Pre-Calculus. A senseless bouillabaisse of disconnected topics. Mostly a half-baked attempt to introduce late-nineteenth-century analytic methods into settings where they are neither necessary nor helpful. Technical definitions of limits and continuity are presented in order to obscure the intuitively clear notion of smooth change. As the name suggests, this course prepares the student for Calculus, where the final phase in the systematic obfuscation of any natural ideas related to shape and motion will be completed.

Calculus. This course will explore the mathematics of motion, and the best ways to bury it under a mountain of unnecessary formalism. Despite being an introduction to both the differential and integral calculus, the simple and profound ideas of Newton and Leibniz will be discarded in favor of the more sophisticated function-based approach developed as a response to various analytic crises that do not really apply in this setting, and that will of course not be mentioned. To be taken again in college, verbatim.

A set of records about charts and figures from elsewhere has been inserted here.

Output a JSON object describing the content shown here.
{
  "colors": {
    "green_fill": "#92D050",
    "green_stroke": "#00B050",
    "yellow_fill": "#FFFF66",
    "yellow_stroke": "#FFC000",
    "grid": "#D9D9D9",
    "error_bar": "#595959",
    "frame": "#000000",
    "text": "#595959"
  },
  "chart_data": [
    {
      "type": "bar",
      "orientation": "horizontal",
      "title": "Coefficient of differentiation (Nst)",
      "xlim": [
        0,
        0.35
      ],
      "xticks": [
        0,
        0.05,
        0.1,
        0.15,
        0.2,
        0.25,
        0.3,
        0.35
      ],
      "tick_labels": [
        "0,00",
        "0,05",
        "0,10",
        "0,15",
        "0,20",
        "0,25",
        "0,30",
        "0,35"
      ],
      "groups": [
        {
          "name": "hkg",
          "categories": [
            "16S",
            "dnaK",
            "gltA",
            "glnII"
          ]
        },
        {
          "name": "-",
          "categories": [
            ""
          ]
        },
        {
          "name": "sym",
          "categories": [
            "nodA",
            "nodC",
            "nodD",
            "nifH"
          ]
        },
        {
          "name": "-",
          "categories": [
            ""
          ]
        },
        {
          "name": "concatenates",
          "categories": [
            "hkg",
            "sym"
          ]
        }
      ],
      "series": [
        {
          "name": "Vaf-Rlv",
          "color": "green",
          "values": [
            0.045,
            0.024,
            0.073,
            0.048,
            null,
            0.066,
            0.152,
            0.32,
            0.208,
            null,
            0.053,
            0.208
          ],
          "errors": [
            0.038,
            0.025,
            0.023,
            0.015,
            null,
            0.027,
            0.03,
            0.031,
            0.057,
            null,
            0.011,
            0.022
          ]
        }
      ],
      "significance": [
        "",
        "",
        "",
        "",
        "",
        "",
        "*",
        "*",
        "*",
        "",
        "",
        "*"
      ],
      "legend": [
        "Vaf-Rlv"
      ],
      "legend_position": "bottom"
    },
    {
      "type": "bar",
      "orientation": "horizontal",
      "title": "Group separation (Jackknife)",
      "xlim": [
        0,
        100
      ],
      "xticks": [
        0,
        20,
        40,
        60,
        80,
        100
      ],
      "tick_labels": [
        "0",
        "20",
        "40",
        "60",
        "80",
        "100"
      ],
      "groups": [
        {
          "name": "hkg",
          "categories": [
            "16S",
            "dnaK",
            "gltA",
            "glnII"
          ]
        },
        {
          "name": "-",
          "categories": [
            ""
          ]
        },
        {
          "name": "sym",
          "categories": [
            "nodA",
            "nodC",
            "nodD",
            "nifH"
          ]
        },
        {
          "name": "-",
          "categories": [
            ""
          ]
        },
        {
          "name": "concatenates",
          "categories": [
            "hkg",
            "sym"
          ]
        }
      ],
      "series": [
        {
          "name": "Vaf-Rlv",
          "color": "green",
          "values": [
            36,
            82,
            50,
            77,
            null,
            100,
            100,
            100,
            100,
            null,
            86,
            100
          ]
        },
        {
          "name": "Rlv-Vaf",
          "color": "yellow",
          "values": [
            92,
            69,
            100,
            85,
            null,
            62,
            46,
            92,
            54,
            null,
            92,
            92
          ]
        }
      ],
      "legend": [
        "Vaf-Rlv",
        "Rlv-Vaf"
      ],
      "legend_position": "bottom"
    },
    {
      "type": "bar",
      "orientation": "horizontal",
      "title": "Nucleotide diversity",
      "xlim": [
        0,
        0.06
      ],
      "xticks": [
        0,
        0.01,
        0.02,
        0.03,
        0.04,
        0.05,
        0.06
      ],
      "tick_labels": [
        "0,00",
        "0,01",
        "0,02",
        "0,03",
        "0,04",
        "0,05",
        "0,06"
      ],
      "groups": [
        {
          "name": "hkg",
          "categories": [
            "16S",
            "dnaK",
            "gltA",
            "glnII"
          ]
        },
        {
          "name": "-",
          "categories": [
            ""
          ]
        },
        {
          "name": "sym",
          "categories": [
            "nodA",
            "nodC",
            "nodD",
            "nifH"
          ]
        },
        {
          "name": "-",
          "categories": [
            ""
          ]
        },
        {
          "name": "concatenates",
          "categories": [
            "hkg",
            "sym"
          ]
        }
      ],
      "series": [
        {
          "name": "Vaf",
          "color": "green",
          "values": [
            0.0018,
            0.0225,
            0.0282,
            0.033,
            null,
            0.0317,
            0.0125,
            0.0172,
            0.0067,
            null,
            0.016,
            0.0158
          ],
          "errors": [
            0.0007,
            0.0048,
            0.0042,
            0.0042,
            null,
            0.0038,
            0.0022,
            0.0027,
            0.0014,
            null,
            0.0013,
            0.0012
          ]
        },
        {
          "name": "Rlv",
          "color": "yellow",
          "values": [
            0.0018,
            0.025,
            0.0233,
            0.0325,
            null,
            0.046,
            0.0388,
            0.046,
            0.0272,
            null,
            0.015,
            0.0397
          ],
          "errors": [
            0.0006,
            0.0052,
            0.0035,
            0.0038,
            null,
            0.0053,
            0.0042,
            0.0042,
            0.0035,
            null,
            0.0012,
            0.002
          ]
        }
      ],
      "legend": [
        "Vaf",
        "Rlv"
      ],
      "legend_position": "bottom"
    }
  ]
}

Paul Lockhart, A Mathematician's Lament

High school geometry: instrument of the devil

…never was a wolf in sheep’s clothing as insidious, nor a false friend as treacherous, as high school geometry. It is precisely because it is school’s attempt to introduce students to the art of argument that makes it so very dangerous.

Posing as the arena in which students will finally get to engage in true mathematical reasoning, this virus attacks mathematics at its heart, destroying the very essence of creative rational argument, poisoning the students’ enjoyment of this fascinating and beautiful subject, and permanently disabling them from thinking about math in a natural and intuitive way.

The mechanism behind this is subtle and devious. The student-victim is first stunned and paralyzed by an onslaught of pointless definitions, propositions, and notations, and is then slowly and painstakingly weaned away from any natural curiosity or intuition about shapes and their patterns by a systematic indoctrination into the stilted language and artificial format of so-called “formal geometric proof.”